Data considerations for 2 Proportions

To ensure that your results are valid, consider the following guidelines when you collect data, perform the analysis, and interpret your results.

The sample data should be selected randomly

In statistics, random samples are used to make generalizations, or inferences, about a population. If your data are not collected randomly, your results may not represent the population. For more information, go to Randomness in samples of data.

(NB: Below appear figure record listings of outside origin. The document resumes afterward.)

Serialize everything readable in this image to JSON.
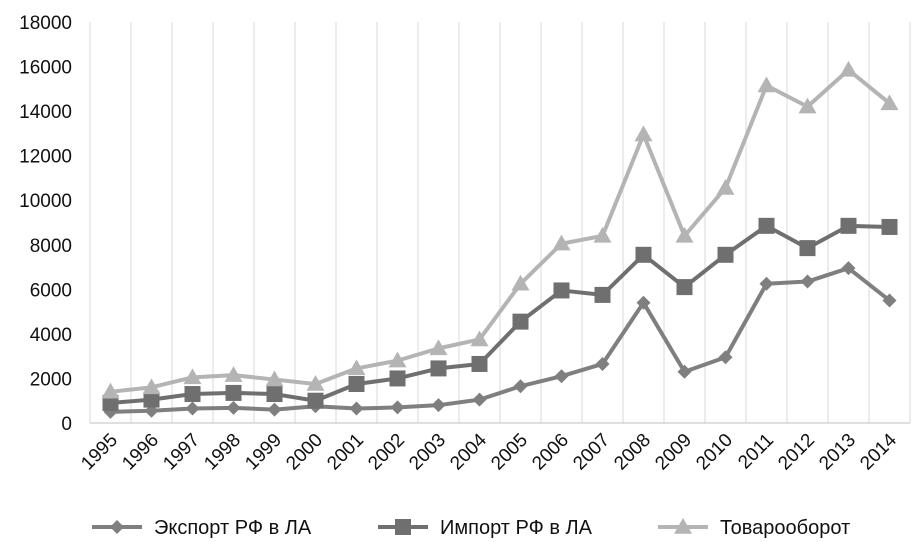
{
  "chart_data": {
    "type": "line",
    "title": "",
    "xlabel": "",
    "ylabel": "",
    "categories": [
      "1995",
      "1996",
      "1997",
      "1998",
      "1999",
      "2000",
      "2001",
      "2002",
      "2003",
      "2004",
      "2005",
      "2006",
      "2007",
      "2008",
      "2009",
      "2010",
      "2011",
      "2012",
      "2013",
      "2014"
    ],
    "ylim": [
      0,
      18000
    ],
    "yticks": [
      0,
      2000,
      4000,
      6000,
      8000,
      10000,
      12000,
      14000,
      16000,
      18000
    ],
    "grid": "vertical",
    "legend_position": "bottom",
    "series": [
      {
        "name": "Экспорт РФ в ЛА",
        "marker": "diamond",
        "color": "#7f7f7f",
        "values": [
          500,
          550,
          650,
          680,
          600,
          750,
          650,
          700,
          800,
          1050,
          1650,
          2100,
          2650,
          5400,
          2300,
          2950,
          6250,
          6350,
          6950,
          5500
        ]
      },
      {
        "name": "Импорт РФ в ЛА",
        "marker": "square",
        "color": "#6f6f6f",
        "values": [
          900,
          1050,
          1300,
          1350,
          1300,
          1000,
          1750,
          2000,
          2450,
          2650,
          4550,
          5950,
          5750,
          7550,
          6100,
          7550,
          8850,
          7850,
          8850,
          8800
        ]
      },
      {
        "name": "Товарооборот",
        "marker": "triangle",
        "color": "#b4b4b4",
        "values": [
          1400,
          1600,
          2050,
          2150,
          1950,
          1750,
          2450,
          2800,
          3350,
          3750,
          6250,
          8050,
          8400,
          12950,
          8400,
          10550,
          15150,
          14200,
          15850,
          14350
        ]
      }
    ]
  }
}
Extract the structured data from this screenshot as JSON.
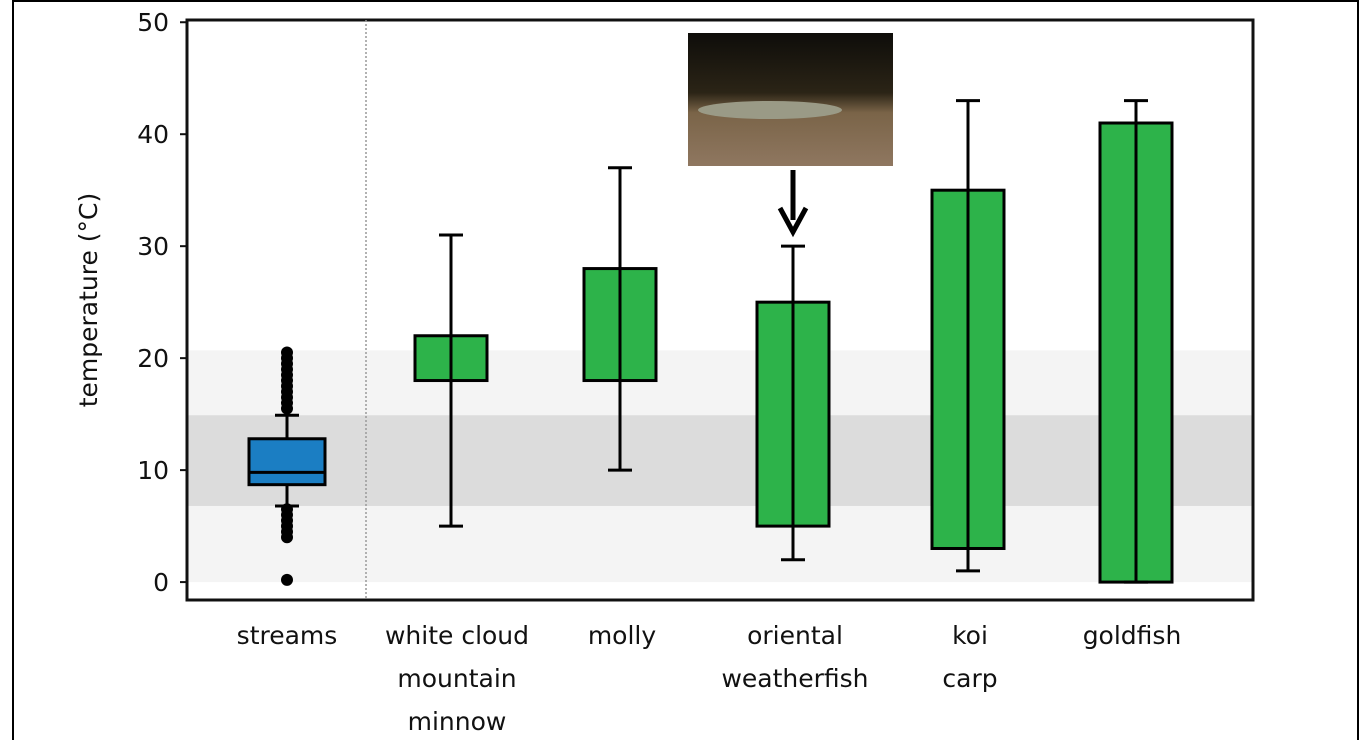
{
  "chart_data": {
    "type": "box",
    "y_label": "temperature (°C)",
    "ylim": [
      -1.6,
      50.2
    ],
    "yticks": [
      0,
      10,
      20,
      30,
      40,
      50
    ],
    "categories": [
      [
        "streams"
      ],
      [
        "white cloud",
        "mountain",
        "minnow"
      ],
      [
        "molly"
      ],
      [
        "oriental",
        "weatherfish"
      ],
      [
        "koi",
        "carp"
      ],
      [
        "goldfish"
      ]
    ],
    "boxes": [
      {
        "low": 6.8,
        "q1": 8.7,
        "median": 9.8,
        "q3": 12.8,
        "high": 14.9,
        "color": "#1b7ec3",
        "outliers": [
          15.5,
          16.0,
          16.5,
          17.0,
          17.5,
          18.0,
          18.5,
          19.0,
          19.5,
          20.0,
          20.5,
          6.5,
          6.0,
          5.5,
          5.0,
          4.5,
          4.0,
          0.2
        ]
      },
      {
        "low": 5,
        "q1": 18,
        "q3": 22,
        "high": 31,
        "color": "#2db34a"
      },
      {
        "low": 10,
        "q1": 18,
        "q3": 28,
        "high": 37,
        "color": "#2db34a"
      },
      {
        "low": 2,
        "q1": 5,
        "q3": 25,
        "high": 30,
        "color": "#2db34a"
      },
      {
        "low": 1,
        "q1": 3,
        "q3": 35,
        "high": 43,
        "color": "#2db34a"
      },
      {
        "low": 0,
        "q1": 0,
        "q3": 41,
        "high": 43,
        "color": "#2db34a"
      }
    ],
    "bands": [
      {
        "lower": 0,
        "upper": 20.7,
        "color": "#f4f4f4"
      },
      {
        "lower": 6.8,
        "upper": 14.9,
        "color": "#dcdcdc"
      }
    ]
  }
}
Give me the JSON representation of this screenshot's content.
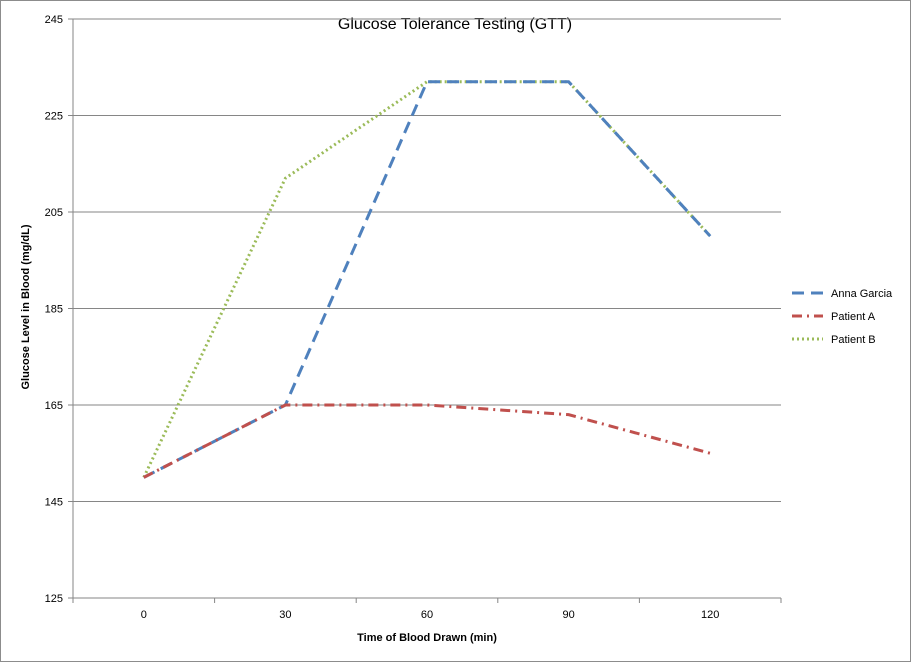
{
  "chart_data": {
    "type": "line",
    "title": "Glucose Tolerance Testing (GTT)",
    "xlabel": "Time of Blood Drawn (min)",
    "ylabel": "Glucose Level in Blood (mg/dL)",
    "categories": [
      "0",
      "30",
      "60",
      "90",
      "120"
    ],
    "ylim": [
      125,
      245
    ],
    "yticks": [
      "125",
      "145",
      "165",
      "185",
      "205",
      "225",
      "245"
    ],
    "grid": true,
    "legend_position": "right",
    "series": [
      {
        "name": "Anna Garcia",
        "values": [
          150,
          165,
          232,
          232,
          200
        ],
        "color": "#4f81bd",
        "dash": "dashed"
      },
      {
        "name": "Patient A",
        "values": [
          150,
          165,
          165,
          163,
          155
        ],
        "color": "#c0504d",
        "dash": "dash-dot"
      },
      {
        "name": "Patient B",
        "values": [
          150,
          212,
          232,
          232,
          200
        ],
        "color": "#9bbb59",
        "dash": "dotted"
      }
    ]
  }
}
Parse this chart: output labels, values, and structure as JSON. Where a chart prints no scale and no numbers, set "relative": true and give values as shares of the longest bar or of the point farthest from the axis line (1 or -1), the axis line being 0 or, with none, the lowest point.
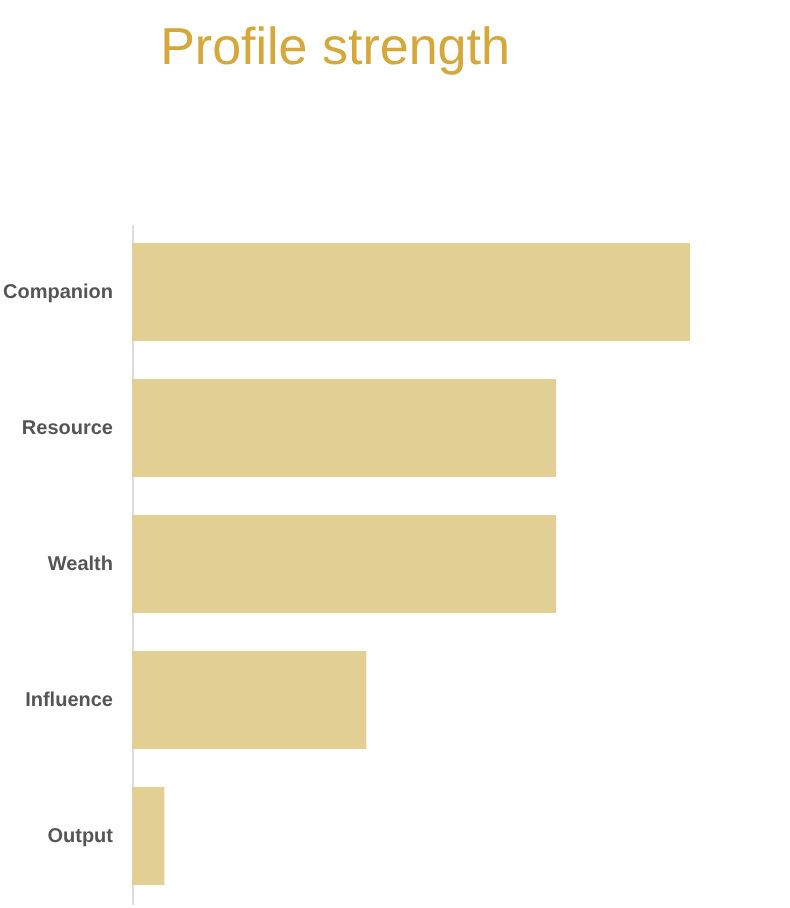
{
  "chart_data": {
    "type": "bar",
    "title": "Profile strength",
    "orientation": "horizontal",
    "relative": true,
    "categories": [
      "Companion",
      "Resource",
      "Wealth",
      "Influence",
      "Output"
    ],
    "values": [
      1,
      0.76,
      0.76,
      0.42,
      0.058
    ],
    "color": "#e2cf94"
  }
}
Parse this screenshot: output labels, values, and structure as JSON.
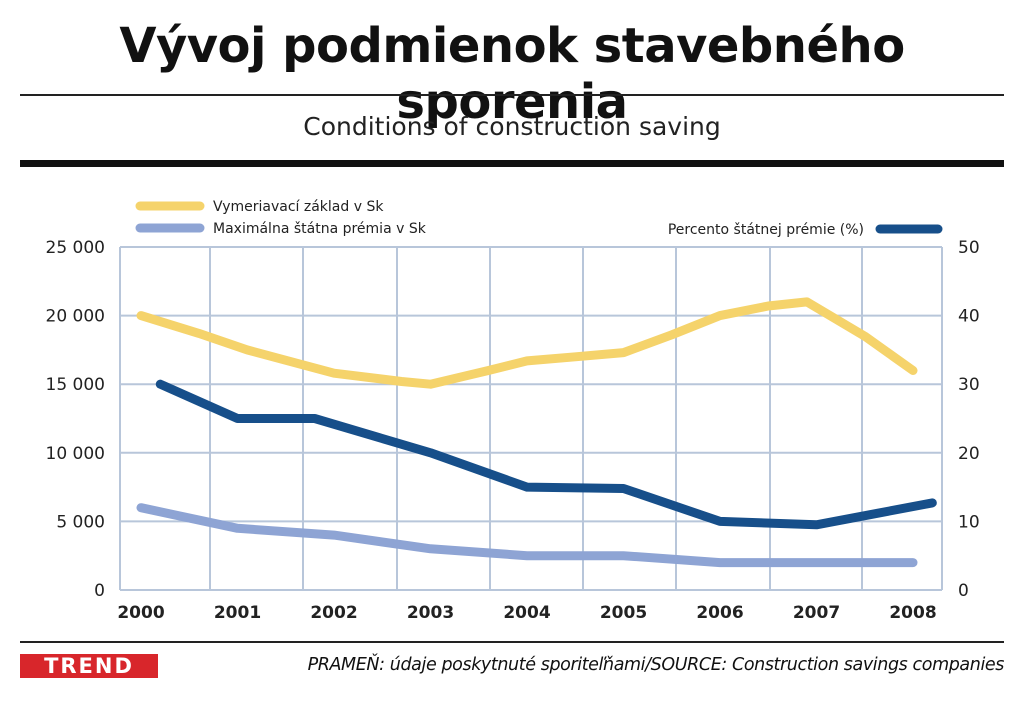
{
  "header": {
    "title": "Vývoj podmienok stavebného sporenia",
    "subtitle": "Conditions of construction saving"
  },
  "footer": {
    "logo": "TREND",
    "source": "PRAMEŇ: údaje poskytnuté sporiteľňami/SOURCE: Construction savings companies"
  },
  "chart_data": {
    "type": "line",
    "title": "Vývoj podmienok stavebného sporenia",
    "subtitle": "Conditions of construction saving",
    "categories": [
      "2000",
      "2001",
      "2002",
      "2003",
      "2004",
      "2005",
      "2006",
      "2007",
      "2008"
    ],
    "y_left": {
      "ylim": [
        0,
        25000
      ],
      "ticks": [
        "0",
        "5 000",
        "10 000",
        "15 000",
        "20 000",
        "25 000"
      ]
    },
    "y_right": {
      "ylim": [
        0,
        50
      ],
      "ticks": [
        "0",
        "10",
        "20",
        "30",
        "40",
        "50"
      ]
    },
    "grid": true,
    "legend_placement": "top",
    "series": [
      {
        "name": "Vymeriavací základ v Sk",
        "axis": "left",
        "color": "#f5d36b",
        "points": [
          {
            "x": 2000.0,
            "y": 20000
          },
          {
            "x": 2000.6,
            "y": 18700
          },
          {
            "x": 2001.1,
            "y": 17500
          },
          {
            "x": 2002.0,
            "y": 15800
          },
          {
            "x": 2002.7,
            "y": 15200
          },
          {
            "x": 2003.0,
            "y": 15000
          },
          {
            "x": 2003.6,
            "y": 16000
          },
          {
            "x": 2004.0,
            "y": 16700
          },
          {
            "x": 2004.5,
            "y": 17000
          },
          {
            "x": 2005.0,
            "y": 17300
          },
          {
            "x": 2005.5,
            "y": 18600
          },
          {
            "x": 2006.0,
            "y": 20000
          },
          {
            "x": 2006.5,
            "y": 20700
          },
          {
            "x": 2006.9,
            "y": 21000
          },
          {
            "x": 2007.5,
            "y": 18500
          },
          {
            "x": 2008.0,
            "y": 16000
          }
        ]
      },
      {
        "name": "Maximálna štátna prémia v Sk",
        "axis": "left",
        "color": "#8ea4d4",
        "points": [
          {
            "x": 2000.0,
            "y": 6000
          },
          {
            "x": 2001.0,
            "y": 4500
          },
          {
            "x": 2002.0,
            "y": 4000
          },
          {
            "x": 2003.0,
            "y": 3000
          },
          {
            "x": 2004.0,
            "y": 2500
          },
          {
            "x": 2005.0,
            "y": 2500
          },
          {
            "x": 2006.0,
            "y": 2000
          },
          {
            "x": 2007.0,
            "y": 2000
          },
          {
            "x": 2008.0,
            "y": 2000
          }
        ]
      },
      {
        "name": "Percento štátnej prémie (%)",
        "axis": "right",
        "color": "#174f8a",
        "points": [
          {
            "x": 2000.2,
            "y": 30
          },
          {
            "x": 2001.0,
            "y": 25
          },
          {
            "x": 2001.8,
            "y": 25
          },
          {
            "x": 2003.0,
            "y": 20
          },
          {
            "x": 2004.0,
            "y": 15
          },
          {
            "x": 2005.0,
            "y": 14.8
          },
          {
            "x": 2006.0,
            "y": 10
          },
          {
            "x": 2007.0,
            "y": 9.5
          },
          {
            "x": 2008.2,
            "y": 12.7
          }
        ]
      }
    ]
  }
}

The data can contain only two categories, such as pass/fail and 1/0

If your data contain counts, such as the number of defects per unit, use 2-Sample Poisson Rate. For more information on data types, go to Data types you can analyze with a hypothesis test.

Each observation should be independent from all other observations

For observations to be independent, the probability of a particular outcome does not depend on any previous outcome. For example, if you flip a coin twice and record whether heads or tails is face up, the outcome of the second flip does not depend on the outcome of the first flip. If your observations are not independent, your results may not be valid. For more information, go to What are independent trials?.

Determine an appropriate sample size

Your sample should be large enough so that the following are true:

The estimates have enough precision.
The confidence intervals are narrow enough to be useful.
You have adequate protection against type I and type II errors.

To determine the appropriate sample size for your hypothesis test, go to Power and Sample Size for 2 Proportions.